Apenas tengo recuerdos de Granada. Debe ser porque sigo viviendo en ella y tan sólo la ausencia de las cosas enciende el fulgor insólito de la memoria. La transito indolente, olvidado de la tierra que piso y de quienes la anduvieron antes conmigo.
La miro a todas horas sin verla, porque la llevo en el blanco de los ojos cuando los cierro. Sólo los forasteros de ojos vírgenes saben echarme en cara el error terrible de no buscar lo que se tiene alrededor y no se capta más que desde lo simple.
Apenas tengo recuerdos de mi casa. La palpo todos los días con la misma ansia de refugio que me secuestra en sus paredes sonámbulas. Me rozan en sus estancias todas las horas de la vida y llevo grabados, en un pliegue de las pestañas, los ruidos imposibles de su espíritu estático.
De vez en cuando, vienen extraños de ojos lejanos, que son los únicos que me pueden apuntar en las pupilas que está torcido aquel cuadro, que esa baldosa no es tan solitaria y que ha envejecido el sofá más que la moneda que se cayó dentro, como en un bolsillo imaginario.
Apenas tengo recuerdos de mi infancia. Debe ser porque aún vivo en ella y no han tenido tiempo de secarse las fosforescencias de su tiempo pasado y traspasado de inocencia. O porque la tengo a mano, cuando la extiendo al vacío, en un gesto cotidiano de mirar lo imposible y perderme en lo vano.

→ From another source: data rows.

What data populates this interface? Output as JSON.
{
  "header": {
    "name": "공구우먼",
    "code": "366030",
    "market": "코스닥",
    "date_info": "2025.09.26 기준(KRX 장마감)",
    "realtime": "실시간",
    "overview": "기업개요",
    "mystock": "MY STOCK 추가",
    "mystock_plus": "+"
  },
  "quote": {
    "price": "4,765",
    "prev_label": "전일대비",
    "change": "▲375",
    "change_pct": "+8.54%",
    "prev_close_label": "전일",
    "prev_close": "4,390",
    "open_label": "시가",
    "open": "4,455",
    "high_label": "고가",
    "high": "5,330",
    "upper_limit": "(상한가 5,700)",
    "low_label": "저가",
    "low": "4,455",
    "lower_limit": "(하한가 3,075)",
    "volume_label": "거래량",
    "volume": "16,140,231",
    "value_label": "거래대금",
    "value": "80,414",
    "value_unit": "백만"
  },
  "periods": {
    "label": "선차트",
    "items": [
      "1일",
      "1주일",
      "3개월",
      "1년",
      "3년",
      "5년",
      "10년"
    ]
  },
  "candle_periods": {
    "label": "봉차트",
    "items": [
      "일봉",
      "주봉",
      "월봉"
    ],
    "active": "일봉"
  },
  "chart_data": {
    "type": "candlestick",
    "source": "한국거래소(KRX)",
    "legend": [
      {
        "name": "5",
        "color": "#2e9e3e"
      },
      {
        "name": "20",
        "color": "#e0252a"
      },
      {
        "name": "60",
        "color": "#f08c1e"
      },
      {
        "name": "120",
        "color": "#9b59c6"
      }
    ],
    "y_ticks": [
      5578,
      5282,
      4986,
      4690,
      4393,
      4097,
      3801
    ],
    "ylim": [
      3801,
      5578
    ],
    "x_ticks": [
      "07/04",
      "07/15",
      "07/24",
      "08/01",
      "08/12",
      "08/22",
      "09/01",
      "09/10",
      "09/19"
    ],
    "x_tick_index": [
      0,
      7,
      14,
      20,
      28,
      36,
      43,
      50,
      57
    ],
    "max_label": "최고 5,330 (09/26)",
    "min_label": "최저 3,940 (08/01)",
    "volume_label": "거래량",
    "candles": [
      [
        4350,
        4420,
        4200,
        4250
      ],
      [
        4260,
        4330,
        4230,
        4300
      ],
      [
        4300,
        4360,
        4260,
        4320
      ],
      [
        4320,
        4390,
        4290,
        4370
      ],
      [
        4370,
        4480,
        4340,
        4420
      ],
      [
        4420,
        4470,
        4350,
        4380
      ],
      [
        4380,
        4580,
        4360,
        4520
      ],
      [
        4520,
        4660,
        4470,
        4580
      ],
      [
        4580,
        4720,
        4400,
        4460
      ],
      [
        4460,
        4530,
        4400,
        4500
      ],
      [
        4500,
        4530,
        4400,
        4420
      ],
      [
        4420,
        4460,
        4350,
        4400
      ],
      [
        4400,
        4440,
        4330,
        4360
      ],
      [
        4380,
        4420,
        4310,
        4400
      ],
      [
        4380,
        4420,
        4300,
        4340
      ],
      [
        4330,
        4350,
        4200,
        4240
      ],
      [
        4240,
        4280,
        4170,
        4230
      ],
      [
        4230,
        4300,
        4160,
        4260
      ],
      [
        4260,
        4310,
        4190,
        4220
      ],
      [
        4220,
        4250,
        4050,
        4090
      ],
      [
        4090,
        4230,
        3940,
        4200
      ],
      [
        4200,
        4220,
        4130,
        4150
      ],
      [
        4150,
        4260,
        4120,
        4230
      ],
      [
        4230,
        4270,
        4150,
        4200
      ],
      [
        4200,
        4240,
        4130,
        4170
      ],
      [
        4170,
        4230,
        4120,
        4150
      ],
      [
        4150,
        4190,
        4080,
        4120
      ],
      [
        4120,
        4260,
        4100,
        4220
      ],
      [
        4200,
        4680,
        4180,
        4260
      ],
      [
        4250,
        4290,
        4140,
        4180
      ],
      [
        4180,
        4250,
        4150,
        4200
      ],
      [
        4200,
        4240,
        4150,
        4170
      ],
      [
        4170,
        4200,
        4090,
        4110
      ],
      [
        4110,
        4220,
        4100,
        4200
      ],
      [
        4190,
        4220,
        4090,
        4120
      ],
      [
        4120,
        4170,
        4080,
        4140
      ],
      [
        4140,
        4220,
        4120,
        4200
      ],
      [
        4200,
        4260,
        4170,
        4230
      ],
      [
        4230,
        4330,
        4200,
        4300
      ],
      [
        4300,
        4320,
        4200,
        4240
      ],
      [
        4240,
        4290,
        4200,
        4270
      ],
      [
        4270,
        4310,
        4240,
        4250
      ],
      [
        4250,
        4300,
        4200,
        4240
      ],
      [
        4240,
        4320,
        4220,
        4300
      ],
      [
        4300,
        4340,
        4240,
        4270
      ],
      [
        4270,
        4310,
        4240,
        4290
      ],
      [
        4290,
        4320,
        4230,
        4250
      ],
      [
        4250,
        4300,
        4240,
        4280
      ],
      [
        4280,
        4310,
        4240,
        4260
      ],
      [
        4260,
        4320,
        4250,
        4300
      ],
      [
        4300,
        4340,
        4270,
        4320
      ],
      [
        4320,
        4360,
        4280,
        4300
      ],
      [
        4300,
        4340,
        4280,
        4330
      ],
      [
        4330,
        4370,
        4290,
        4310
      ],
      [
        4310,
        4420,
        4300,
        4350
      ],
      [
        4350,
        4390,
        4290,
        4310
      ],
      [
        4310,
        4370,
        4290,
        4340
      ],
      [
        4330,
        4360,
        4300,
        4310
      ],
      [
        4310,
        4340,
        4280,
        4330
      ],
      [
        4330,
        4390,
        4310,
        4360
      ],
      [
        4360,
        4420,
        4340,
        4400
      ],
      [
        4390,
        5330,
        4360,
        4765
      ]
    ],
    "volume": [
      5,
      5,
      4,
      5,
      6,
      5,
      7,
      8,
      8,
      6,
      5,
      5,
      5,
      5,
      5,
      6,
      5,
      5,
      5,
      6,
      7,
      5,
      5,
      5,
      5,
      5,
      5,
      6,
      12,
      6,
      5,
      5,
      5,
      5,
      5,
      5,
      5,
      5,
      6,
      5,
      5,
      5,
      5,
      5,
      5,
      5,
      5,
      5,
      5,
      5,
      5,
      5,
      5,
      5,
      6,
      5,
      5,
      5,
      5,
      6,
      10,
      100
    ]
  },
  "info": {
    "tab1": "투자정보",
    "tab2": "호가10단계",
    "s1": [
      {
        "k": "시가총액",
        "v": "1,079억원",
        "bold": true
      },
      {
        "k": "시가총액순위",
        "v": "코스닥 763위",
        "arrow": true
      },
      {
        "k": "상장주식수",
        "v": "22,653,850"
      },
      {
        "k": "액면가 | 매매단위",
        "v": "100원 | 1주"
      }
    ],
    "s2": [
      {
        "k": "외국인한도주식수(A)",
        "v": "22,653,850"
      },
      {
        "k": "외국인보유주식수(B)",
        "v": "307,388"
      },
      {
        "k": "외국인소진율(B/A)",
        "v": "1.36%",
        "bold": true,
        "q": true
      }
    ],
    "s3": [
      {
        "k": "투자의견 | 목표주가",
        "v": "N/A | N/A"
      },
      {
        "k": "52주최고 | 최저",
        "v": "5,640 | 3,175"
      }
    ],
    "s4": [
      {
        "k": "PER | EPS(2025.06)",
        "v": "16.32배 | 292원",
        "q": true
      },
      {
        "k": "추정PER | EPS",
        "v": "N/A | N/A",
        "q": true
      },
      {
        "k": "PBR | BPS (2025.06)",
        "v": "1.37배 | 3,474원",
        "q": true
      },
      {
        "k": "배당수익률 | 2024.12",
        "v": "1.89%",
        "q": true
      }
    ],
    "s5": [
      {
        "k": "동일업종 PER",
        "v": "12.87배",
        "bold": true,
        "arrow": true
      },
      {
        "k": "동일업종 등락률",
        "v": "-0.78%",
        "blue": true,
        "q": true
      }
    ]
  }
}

Algunas veces, voces que antes lo fueron de niños huecos de ojos claros, me avisan a destiempo de su efecto contrario, del dolor de la vida dormida tanto tiempo esperando y de que, las lágrimas, ya no me dan saltos ni cuando aterrizo de golpe en el suelo, tropezando.
Pero de ti, corazón, de ti, todo lo que tengo son recuerdos. Debe ser porque ya no te tengo, porque me lates sin ruido, sin alma, sin deseo. ¡Quién supiera buscarte, a mi lado, y salir a tu encuentro con los ojos profundos, interminables y lejanos de un forastero!